Market Factors Determine Valuation Expectations
Once the personal goals have been analyzed and are well understood, it’s time to take a look at the outside factors, the ones that will impact the valuation. The actual purchase price a company fetches depends on a variety and combination of factors:
- Internal (micro) metrics: These can include EBITDA, revenue and profitability, growth rates, customer relationships, recurring revenues and renewal rates, employee certifications, customer concentration, scalability, quality and depth of the management team remaining after the acquisition, other soft factors, competitive advantage.
- Fit with the buyer: Who will the actual buyer be? Each buyer will value different elements of the business differently. The cultural fit is critical. What for a given buyer might be a weakness, could represent a great synergy for another one — we have a long list of relevant examples from businesses we sold; not all buyers are active on the market all the time; many buyers need time to integrate previous acquisitions, work on new ones or focus on other goals and initiatives; does a given buyer value more size (revenue) and growth (more likely to happen in a growth market) or profitability (more typical in a down market); what is the seller bringing to the buyer (new technologies, territory, customers); and most importantly, what is the buyer bringing to the seller (other than money)? A buyer’s appetite for a given acquisition will increase with their perceived ability to impact the seller’s business in a very positive way, including increasing profitability.

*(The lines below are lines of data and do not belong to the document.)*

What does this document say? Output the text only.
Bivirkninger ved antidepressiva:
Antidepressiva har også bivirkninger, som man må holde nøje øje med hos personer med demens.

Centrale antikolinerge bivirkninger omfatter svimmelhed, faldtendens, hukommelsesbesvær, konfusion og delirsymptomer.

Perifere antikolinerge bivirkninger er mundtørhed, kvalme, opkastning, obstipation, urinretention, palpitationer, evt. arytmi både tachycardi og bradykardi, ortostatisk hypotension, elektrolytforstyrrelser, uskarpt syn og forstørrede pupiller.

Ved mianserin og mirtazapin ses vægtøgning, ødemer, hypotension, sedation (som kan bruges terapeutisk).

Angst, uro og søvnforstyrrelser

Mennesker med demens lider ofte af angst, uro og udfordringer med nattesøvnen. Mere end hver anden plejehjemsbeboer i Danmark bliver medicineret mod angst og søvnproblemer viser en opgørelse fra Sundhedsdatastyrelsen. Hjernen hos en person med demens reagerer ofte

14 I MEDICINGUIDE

- External (macro) metrics — the state of the market: What is the general confidence level regarding the economy, the level of consolidation in the industry, M&A cycles and interest rates, as most acquisitions are funded at least in part with debt, etc.
The actual purchase price and transaction structure will be determined as a combination of those three factors. Even if only one of them is changing, the valuation will change.
For instance, an IT services company based in Texas and with a strong IT security practice is considering a sale and is undecided if it should start the process now or wait a year, when it expected to have an EBITDA higher by 15%. This seller would be a perfect fit for a buyer interested in growing their footprint in Texas and, in addition, acquiring an IT security practice. This potential buyer would pay a premium for the right fit. As a result, our seller will fetch a higher valuation if it ends up being the one acquisition the buyer will make this year even if it has a lower ebitda, because the buyer is prepared to pay a premium to address his objectives. Once the buyer has a presence in Texas and an IT security practice, subsequent acquisitions matching those criteria will be less valuable — and another buyer with similar criteria might not be on the market next year.
Is This the Right Time to Sell?
There are fundamentally two approaches to deciding the time to sell a business. First, letting the personal goals determine the timing, and second, targeting a certain purchase price. The most successful transactions we’ve seen were the ones where the timing was triggered by the owner’s personal goals and then searching for and selecting the right buyer, one who best valued the company’s strengths and synergies. This consistently results in maximized proceeds.